Berry already knows how it feels to have a Twitter mob rise up against him. In his armoury of characters, he also has a Bristol student, “Trustafarian” (a young person who presents as a paragon of counterculture despite being supported by their parents), who mocks drug culture and the hard Left. Earlier this year, one – admittedly not brilliantly executed – skit saw this character attend the “Kill the Bill” protests against the Government’s police, crime, sentencing and courts bill. That one didn’t go down very well.
“The critique was that it was ‘punching down’, which I thought was absurd. To use Marxist language, it was a parody of the bourgeoisie pretending to be the proletariat, which was lost, I think, on Twitter,” Berry says. “It was all said from a Left-wing perspective – I agree with the right to protest, it was just a critique of middle-class privilege…” He looks a bit exasperated. “I was just trying to be funny, but with comedy, people get so cross.”

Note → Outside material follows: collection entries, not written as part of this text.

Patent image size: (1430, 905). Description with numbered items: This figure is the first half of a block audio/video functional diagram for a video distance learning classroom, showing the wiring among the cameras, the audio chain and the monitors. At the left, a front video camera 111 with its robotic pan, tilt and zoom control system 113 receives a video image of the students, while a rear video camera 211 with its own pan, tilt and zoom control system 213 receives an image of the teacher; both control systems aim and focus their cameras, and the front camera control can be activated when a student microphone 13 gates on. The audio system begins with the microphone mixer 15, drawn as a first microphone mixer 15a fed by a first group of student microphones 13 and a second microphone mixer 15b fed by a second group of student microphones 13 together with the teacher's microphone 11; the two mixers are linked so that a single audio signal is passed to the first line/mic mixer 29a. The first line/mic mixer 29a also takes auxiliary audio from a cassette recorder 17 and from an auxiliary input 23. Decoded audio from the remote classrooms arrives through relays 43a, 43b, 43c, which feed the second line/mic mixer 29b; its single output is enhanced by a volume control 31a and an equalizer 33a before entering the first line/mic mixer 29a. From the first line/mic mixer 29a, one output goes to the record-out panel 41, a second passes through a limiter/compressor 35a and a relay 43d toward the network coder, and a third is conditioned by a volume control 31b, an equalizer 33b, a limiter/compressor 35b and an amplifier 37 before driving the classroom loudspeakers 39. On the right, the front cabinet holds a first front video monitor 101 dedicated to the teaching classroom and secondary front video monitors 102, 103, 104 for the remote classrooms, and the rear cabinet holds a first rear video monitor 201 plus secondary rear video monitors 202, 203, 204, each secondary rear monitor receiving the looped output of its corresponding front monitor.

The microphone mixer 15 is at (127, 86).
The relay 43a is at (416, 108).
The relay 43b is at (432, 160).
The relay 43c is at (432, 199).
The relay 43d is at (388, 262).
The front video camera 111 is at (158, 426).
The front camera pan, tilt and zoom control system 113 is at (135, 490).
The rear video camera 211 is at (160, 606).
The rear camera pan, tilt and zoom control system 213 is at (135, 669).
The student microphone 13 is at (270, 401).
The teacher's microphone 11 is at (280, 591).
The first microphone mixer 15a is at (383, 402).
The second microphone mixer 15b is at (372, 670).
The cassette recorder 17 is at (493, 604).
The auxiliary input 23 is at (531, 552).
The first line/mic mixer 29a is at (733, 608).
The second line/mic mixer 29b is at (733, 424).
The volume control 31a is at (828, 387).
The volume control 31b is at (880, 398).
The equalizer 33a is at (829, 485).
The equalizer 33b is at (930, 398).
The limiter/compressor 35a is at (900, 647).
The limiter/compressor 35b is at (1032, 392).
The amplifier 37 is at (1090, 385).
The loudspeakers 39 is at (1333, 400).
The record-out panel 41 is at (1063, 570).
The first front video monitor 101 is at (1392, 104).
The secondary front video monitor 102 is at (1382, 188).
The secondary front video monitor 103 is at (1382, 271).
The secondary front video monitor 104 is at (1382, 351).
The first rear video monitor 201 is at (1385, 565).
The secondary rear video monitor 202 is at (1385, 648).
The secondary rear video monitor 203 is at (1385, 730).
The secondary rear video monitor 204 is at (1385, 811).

At the time, Berry logged off for a while, as people attacked him from all angles and pointed out that he is himself privileged – a fact Berry is acutely aware of, to the extent that it makes up the backbone of his stand-up routines. Then he remembered that Twitter is not a real place, and came to the conclusion that with some people you just can’t win.
“The hard Left don’t like being mocked, they don’t like laughing at themselves, in a way that the Right really do. I think the Right have much more of a sense of humour, and take criticism quite well. Boris Johnson goes on Have I Got News For You, Jacob Rees-Mogg does stuff like that… The Left doesn’t seem to have that ability.”
Incidentally, Berry is quite posh, or at least looks it – “I have a particularly posh face,” he laments, accurately, to the photographer. The son of a teacher and accountant, he was born in Crewe but grew up in Reading, attending the same private school his mum taught at, before reading philosophy and theology at Oxford.
He broke into comedy by doing such spot-on impressions of tennis players that he caught the attention of Andy Murray, who tweeted a video of Berry’s, launching him onto the radar of Dead Ringers at just 21. He’s been doing impressions, stand-up and character work ever since.